La mise en place de nombreuses stratégies a contribué à cette amélioration de la santé maternelle et infantile, selon les explications du ministre de la Santé au Burkina Faso, Dr Robert Jean Claude Kargougou. Au rang desdites stratégies, énumère-t-il, une volonté politique réaffirmée avec environ 12% du budget de l’Etat alloué au ministère de la Santé depuis au moins 10 ans ; ce niveau est maintenu malgré le contexte sécuritaire et humanitaire qui commande que par l’effet d’éviction, les ressources soient redirigées en priorité vers la défense et la reconquête du pays.

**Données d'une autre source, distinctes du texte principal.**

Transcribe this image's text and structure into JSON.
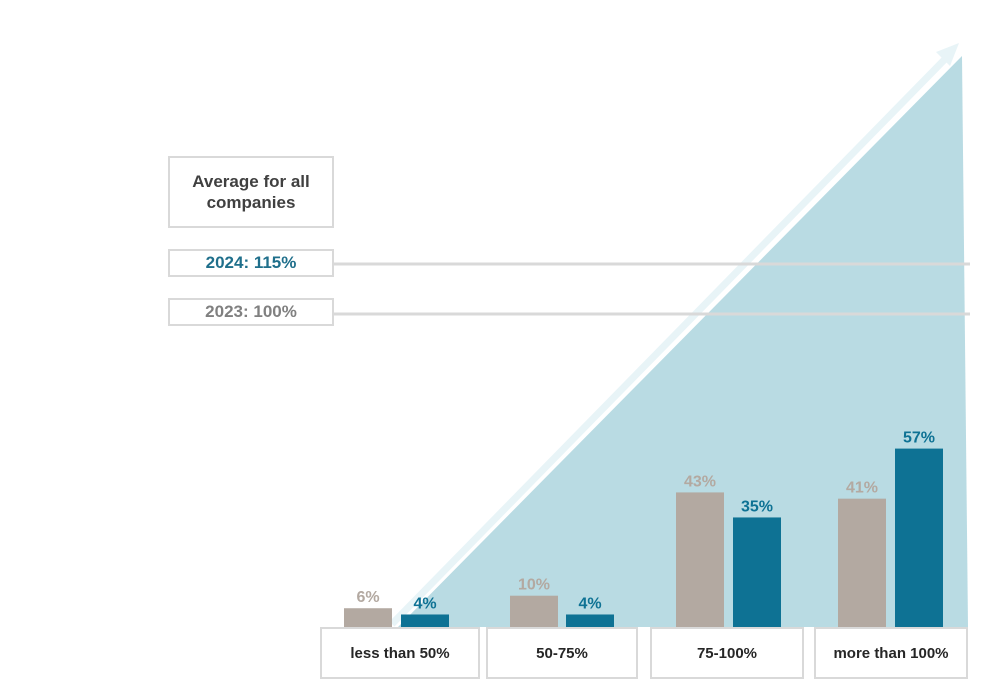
{
  "legend": {
    "title": "Average for all companies",
    "year_2024": "2024: 115%",
    "year_2023": "2023: 100%"
  },
  "colors": {
    "y2023": "#b3a9a1",
    "y2024": "#0e7294",
    "wedge": "#b9dbe3",
    "arrow": "#e8f4f7",
    "ref_line": "#d9d9d9"
  },
  "chart_data": {
    "type": "bar",
    "categories": [
      "less than 50%",
      "50-75%",
      "75-100%",
      "more than 100%"
    ],
    "series": [
      {
        "name": "2023",
        "values": [
          6,
          10,
          43,
          41
        ],
        "labels": [
          "6%",
          "10%",
          "43%",
          "41%"
        ]
      },
      {
        "name": "2024",
        "values": [
          4,
          4,
          35,
          57
        ],
        "labels": [
          "4%",
          "4%",
          "35%",
          "57%"
        ]
      }
    ],
    "reference_lines": [
      {
        "label": "2024: 115%",
        "value": 115
      },
      {
        "label": "2023: 100%",
        "value": 100
      }
    ],
    "legend": "left",
    "grid": false
  }
}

L’on note aussi l’augmentation significative du recrutement de sage-femmes/maïeuticiens pour leur déploiement à travers tout le pays (il y a de cela 20 ans lorsque j’étais encore médecin-chef de district, il y avait un seul maïeuticien pour 150,000 habitants ; maintenant dans le même district au moins une sage-femme/maïeuticien dans chacun de la trentaine de Centres de santé de 1er échelon du district.
Au niveau de l’hôpital de district il y a plus d’une dizaine de sage-femme/maïeuticien), le renforcement des capacités des écoles de formation, la mise en place du réseau SONU y compris la formation des médecins généralistes en chirurgie essentielle permettant aux femmes de bénéficier de césariennes même dans les zones les plus reculées, la gratuité des soins maternels et néonatals incluant la prise en charge de la fistule, la gratuité des soins aux mères et aux nouveau-nés, la mise en place de la surveillance hebdomadaire des décès maternels à travers le dispositif de surveillance des maladies et l’activation du CORUS sur le décès maternel avec la nomination d’un incident manager.

Suspension de l’USAID

Face à ces défis à relever dans le but de combler le déficit de sage-femmes et leur protéger en contexte de crise, prioriser leur déploiement dans les zones les plus vulnérables et garantir un financement adéquat et pérenne, l’UNFPA explique que les actions vont s’intensifier jusqu’en 2029 dans le renforcement de la formation, des cadres réglementaires et des modèles de soins dirigés par des sage-femmes au sein des gouvernements. Pour cela, des dispositifs d’urgence ont été activés dans 13 pays pour permettre une réponse rapide en situation de crise.

Ces avancées sont menacées. Car, en 2025, des réductions majeures de financements notamment, la fin du soutien financier venant de l’USAID (Agence des Etats-Unis pour le développement international) et la baisse générale de l’aide publique au développement ont entraîné la fermeture de services essentiels dans plusieurs pays. L’UNFPA rassure sur le redéploiement les fonds disponibles, mais l’organisation internationale insiste sur le fait que la « situation n’est pas tenable à long terme ».

En République centrafricaine, les salaires des sage-femmes ont été suspendus brutalement, mettant en péril les soins de milliers de femmes déplacées. Au Tchad, des centaines de postes de sage-femme et de travailleurs psychosociaux sont aujourd’hui menacés. Autant de risques qui menacent les droits des femmes et des filles.